IPG showing signs of turnaround
The bigger drag now is still the IPG segment, which has seen comparable sales dips in the negative region, continuing the downtrend since 3Q22. However, there are early signs of manufacturing recovery in March that highlight 2H’24 upside for Motion. Looking at the US ISM Manufacturing PMI, it marks the first time it has passed the 50point threshold since 2023. The 50point threshold is an important gauge because >50 implies an expansionary trend, while <50 implies a contractionary trend. Historically, IPG comparable sales track in the same direction as the PMI index; hence, I believe the PMI index is a good indicator of growth. A recent report by S&P Global also paints a positive outlook on this front. While this trend could reverse, I note potential upside for industrial growth into 2H24 if optimism across the manufacturing industry continues.
Valuation
I model GPC using a forward PE approach, and using my assumptions, I believe GPC is worth $190.85. For revenue, given the APG segment positive growth outlook and early signs of IPG growth recovery, I believe GPC can grow as guided (midpoint of FY24 guidance) at 4% in FY24, followed by 5% (the high end of FY24 guidance) as demand continues to recover with macro pressures easing. As GPC scales the business by growing revenue, I would expect margins to continue expanding, which has been a historical trend when we compare GPC’s revenue size vs. net margin (FY17 revenue: $16.3 billion with a net margin of 4.2% vs.
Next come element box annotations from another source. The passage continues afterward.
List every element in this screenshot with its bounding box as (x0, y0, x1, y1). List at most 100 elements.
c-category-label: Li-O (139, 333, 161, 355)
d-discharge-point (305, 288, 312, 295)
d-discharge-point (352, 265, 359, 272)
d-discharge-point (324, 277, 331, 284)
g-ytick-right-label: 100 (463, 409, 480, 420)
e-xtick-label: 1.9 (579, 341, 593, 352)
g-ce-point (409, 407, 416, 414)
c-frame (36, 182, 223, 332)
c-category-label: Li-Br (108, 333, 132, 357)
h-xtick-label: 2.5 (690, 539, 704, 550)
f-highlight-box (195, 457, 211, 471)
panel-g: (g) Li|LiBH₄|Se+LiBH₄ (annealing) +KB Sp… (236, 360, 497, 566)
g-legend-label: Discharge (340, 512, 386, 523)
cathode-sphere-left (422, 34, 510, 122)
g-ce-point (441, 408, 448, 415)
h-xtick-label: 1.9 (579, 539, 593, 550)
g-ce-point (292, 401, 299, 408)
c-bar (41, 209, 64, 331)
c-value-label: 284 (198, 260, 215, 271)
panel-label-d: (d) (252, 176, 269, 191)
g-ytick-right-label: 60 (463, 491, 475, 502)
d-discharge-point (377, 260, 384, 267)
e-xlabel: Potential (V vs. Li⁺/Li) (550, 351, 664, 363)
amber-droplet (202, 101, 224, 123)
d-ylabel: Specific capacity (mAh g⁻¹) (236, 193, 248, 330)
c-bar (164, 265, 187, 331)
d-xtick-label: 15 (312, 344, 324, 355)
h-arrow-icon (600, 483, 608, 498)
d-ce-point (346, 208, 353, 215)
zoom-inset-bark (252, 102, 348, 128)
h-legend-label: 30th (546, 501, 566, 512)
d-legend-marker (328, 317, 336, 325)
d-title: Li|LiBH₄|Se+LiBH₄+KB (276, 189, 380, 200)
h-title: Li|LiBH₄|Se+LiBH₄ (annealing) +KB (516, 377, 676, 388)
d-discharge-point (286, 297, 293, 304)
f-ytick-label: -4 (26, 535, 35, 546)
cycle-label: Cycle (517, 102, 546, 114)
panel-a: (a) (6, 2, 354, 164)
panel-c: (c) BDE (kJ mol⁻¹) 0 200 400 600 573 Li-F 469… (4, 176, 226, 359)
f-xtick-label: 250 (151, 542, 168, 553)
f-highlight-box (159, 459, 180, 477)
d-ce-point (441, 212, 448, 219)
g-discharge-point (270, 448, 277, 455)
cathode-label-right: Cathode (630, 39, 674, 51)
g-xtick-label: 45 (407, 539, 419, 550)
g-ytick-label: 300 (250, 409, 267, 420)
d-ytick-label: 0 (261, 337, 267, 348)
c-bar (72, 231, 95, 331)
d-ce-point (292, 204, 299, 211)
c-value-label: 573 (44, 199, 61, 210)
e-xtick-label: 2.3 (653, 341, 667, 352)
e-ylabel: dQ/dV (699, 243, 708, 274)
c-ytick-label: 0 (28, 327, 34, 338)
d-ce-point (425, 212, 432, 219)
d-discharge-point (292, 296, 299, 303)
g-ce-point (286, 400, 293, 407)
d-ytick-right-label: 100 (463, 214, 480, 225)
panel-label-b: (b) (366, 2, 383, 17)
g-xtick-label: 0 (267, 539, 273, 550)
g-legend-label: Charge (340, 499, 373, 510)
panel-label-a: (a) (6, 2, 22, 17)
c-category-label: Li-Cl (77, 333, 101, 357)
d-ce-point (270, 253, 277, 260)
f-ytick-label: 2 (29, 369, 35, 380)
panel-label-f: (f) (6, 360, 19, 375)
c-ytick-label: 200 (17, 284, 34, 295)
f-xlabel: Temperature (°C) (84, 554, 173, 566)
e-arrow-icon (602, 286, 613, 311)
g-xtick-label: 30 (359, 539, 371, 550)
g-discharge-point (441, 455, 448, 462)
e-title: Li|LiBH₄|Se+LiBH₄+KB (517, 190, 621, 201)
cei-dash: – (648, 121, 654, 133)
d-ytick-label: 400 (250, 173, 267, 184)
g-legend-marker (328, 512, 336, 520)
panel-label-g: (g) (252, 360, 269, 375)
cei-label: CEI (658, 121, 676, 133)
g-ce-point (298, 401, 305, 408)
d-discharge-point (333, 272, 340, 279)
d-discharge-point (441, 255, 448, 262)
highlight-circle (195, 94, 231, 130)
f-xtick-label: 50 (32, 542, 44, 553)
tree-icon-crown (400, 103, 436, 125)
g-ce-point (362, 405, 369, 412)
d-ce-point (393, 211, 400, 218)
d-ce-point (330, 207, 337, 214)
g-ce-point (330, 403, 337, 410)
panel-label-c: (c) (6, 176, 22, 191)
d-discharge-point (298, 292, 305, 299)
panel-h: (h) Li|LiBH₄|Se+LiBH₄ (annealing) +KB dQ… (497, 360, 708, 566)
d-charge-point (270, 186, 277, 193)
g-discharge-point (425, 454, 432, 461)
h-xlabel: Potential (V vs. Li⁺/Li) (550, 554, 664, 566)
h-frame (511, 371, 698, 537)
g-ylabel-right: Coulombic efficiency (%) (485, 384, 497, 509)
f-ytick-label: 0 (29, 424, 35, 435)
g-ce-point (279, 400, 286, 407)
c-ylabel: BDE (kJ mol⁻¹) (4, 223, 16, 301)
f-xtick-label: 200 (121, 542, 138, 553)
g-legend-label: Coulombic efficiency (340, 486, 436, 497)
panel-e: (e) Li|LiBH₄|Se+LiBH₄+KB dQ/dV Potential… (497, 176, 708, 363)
FY23 revenue sales of $23 billion with a net margin of 5.7%). The market has reacted very well to the early growth signs revealed in the 1Q24 results, as seen from the sharp reversal in share price (from $145 to $160 post-results). GPC valuation (15x forward PE) also compares favourably against peers like O’Reilly Automotive (ORLY) that trades at 25x, Advance Auto Parts (AAP) that trades at 17x and Autozone (AZO) that trades at 16x. Historically, GPC has traded in line with peers but because of the recent slowdown, valuation has traded at a discount. Hence, as GPC continues to recover, we should see the PE multiple slowly trend back upwards, towards its historical trading average of 17.8x (closer to peers average of ~19x).
Risk
A macro slowdown would put further pressure on GPC recovery strength, similar to what happened last year. As I am writing this, Israel has retaliated against Iran by launching a missile attack. This could spark an entire conflict throughout the Middle East, driving oil prices up, which will dampen the demand for cars and naturally lower demand for car parts. Another risk is that the Fed might not cut rates as inflation and the US housing undersupply situation have not been fully addressed yet. In this scenario, the pace of consumer spending recovery may not be as great as I expect. Naturally, this would impact auto demand because car loans are going to stay expensive for longer, dampening the recovery strength.
Conclusion
My view for GPC is a buy rating. The APG segment, which is GPC’s largest, is showing signs of recovery with improving sales trends, particularly in the US market. I expect this trend to continue throughout the year, fueled by potential macro tailwinds such as easing interest rates and increasing consumer spending confidence. Additionally, the IPG segment may be nearing a turnaround as suggested by the recent uptick in the US ISM Manufacturing PMI. Overall, as this trend continues, GPC should see revenue growth, margin expansion, and a return to its historical average forward PE multiple. The main risk to this outlook is a potential macro slowdown, particularly a full-blown conflict in the Middle East.